Home

Geschreven op .

Als u voor een werknemer stortingen doet voor de opbouw van een aanvullend pensioen, moet u in bepaalde gevallen een bijzondere bijdrage van 1,50% betalen. Die zogenaamde "Wijninckx-bijdrage" wordt in twee fasen uitgevoerd. De inwerkingtreding van de tweede definitieve fase is uitgesteld tot 1 januari 2017.

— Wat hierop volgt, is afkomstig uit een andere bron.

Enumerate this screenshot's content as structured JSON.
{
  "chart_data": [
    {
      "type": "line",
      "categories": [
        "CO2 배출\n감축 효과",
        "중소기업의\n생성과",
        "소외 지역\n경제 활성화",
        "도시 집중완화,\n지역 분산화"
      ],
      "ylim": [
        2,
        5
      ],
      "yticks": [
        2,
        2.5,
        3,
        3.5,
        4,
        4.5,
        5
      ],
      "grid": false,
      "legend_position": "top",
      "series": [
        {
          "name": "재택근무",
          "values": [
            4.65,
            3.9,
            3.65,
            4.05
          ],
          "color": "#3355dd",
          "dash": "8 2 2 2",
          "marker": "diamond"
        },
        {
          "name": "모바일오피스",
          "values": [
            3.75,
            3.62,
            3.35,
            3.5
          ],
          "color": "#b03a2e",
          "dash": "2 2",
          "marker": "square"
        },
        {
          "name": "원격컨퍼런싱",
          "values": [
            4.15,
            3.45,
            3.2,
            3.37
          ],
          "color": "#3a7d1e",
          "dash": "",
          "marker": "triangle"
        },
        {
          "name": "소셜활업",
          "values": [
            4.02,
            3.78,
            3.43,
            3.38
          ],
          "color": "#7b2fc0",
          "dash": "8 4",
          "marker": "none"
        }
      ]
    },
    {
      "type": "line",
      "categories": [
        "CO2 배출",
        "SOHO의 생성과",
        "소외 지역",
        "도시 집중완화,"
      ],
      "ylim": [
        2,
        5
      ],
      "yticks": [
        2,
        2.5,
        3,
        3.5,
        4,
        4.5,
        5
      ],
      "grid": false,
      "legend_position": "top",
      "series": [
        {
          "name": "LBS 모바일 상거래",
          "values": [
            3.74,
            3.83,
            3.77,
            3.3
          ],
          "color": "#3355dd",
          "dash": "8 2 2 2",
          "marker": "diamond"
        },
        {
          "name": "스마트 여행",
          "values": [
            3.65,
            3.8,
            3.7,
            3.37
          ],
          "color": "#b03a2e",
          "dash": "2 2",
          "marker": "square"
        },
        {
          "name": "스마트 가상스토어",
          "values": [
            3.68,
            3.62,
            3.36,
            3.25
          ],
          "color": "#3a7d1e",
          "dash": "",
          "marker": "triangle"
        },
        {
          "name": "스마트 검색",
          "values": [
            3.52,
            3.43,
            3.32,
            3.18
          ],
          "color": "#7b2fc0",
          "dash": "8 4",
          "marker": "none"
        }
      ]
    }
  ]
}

Als u premies stort voor de samenstelling van een aanvullend pensioen ten gunste van een loontrekkende werknemer, dan zijn die premies onderworpen aan een speciale socialezekerheidsbijdrage van 8,86%. In bepaalde gevallen (lees voor hoge aanvullende pensioenen) moet ook een bijzondere bijdrage van 1,50% worden betaald. Deze bijdrage wordt ook geheven op de bijdragen en premies die worden gestort voor de opbouw van aanvullende pensioenen van zelfstandige bedrijfsleiders.

Via de bijzondere socialezekerheidsbijdrage van 1,50% op de gestorte premies wanneer die meer dan 30.000 euro per jaar bedragen, wil men 'buitensporige' aanvullende pensioenen tegengaan. De bijkomende socialezekerheidsbijdrage kreeg de naam “Wijninckx”-bijdrage. Jos Wyninckx was minister van Pensioenen van 1977 tot 1979.

De Wijninckx-bijdrage moet aan het RSVZ (Rijksinstituut voor de sociale verzekeringen der zelfstandigen) worden betaald door de werkgever of vennootschap op een specifiek daarvoor geopende rekening. Wordt de bijdrage niet tijdig betaald, dan is een verhoging van 1% per maand op het gedeelte van de bijdrage dat niet tijdig wordt betaald, ambtshalve en zonder ingebrekestelling verschuldigd.

De Wijninckx-bijdrage wordt in twee fasen uitgevoerd.

Overgangsregeling met drempelbedrag

Een voorlopige regeling of overgangsregeling loopt van 1 januari 2012 tot 31 december 2015. Tijdens de overgangsfase moet de bijzondere bijdrage alleen worden betaald wanneer de som van de stortingen van de bijdragen en/of de premies die u betaalt voor de opbouw van een aanvullend pensioen voor een werknemer, meer dan 30.000 euro per jaar bedraagt (geïndexeerd bedrag voor 2015: 31.212 euro). De bijdrage wordt berekend op het bedrag boven de 30.000 euro. De bedragen die door u én door uw werknemer worden betaald, tellen mee om te bepalen of de grens van 30.000 euro wordt overschreden. Maar de bijzondere bijdrage wordt alleen berekend op het werkgeversdeel. De bijdrage is verschuldigd in het vierde trimester van elk jaar.

Definitieve regeling met pensioendoelstelling

In de definitieve regeling geldt een andere berekeningsbasis en wordt het drempelbedrag vervangen door de zogenaamde 'pensioendoelstelling'. Die pensioendoelstelling is gelijk aan het maximale ambtenarenpensioen vermenigvuldigd met de loopbaanbreuk.

In de definitieve regeling moet de bijzondere bijdrage dus voor alle stortingen worden betaald zodra de som van het wettelijk pensioen en het aanvullend pensioen de 'pensioendoelstelling' van de betrokkene overschrijdt. Vzw SIGeDIS, de pensioendatabank van de tweede pijler, stelt dit jaarlijks vast en deelt dit mee aan de werkgever-vennootschap, die hierop - in het vierde kwartaal van het bijdragejaar - de bijzondere bijdrage van 1,50 % is verschuldigd. Deze definitieve regeling zou in werking treden op 1 januari 2016. Maar de pensioeninstellingen krijgen extra tijd om de vereiste wijzigingen door te voeren (elke pensioendoelstelling moet worden geïndividualiseerd). De datum van inwerkingtreding van de definitieve regeling wordt dus niet 1 januari 2016 maar wordt vastgepind op 1 januari 2017.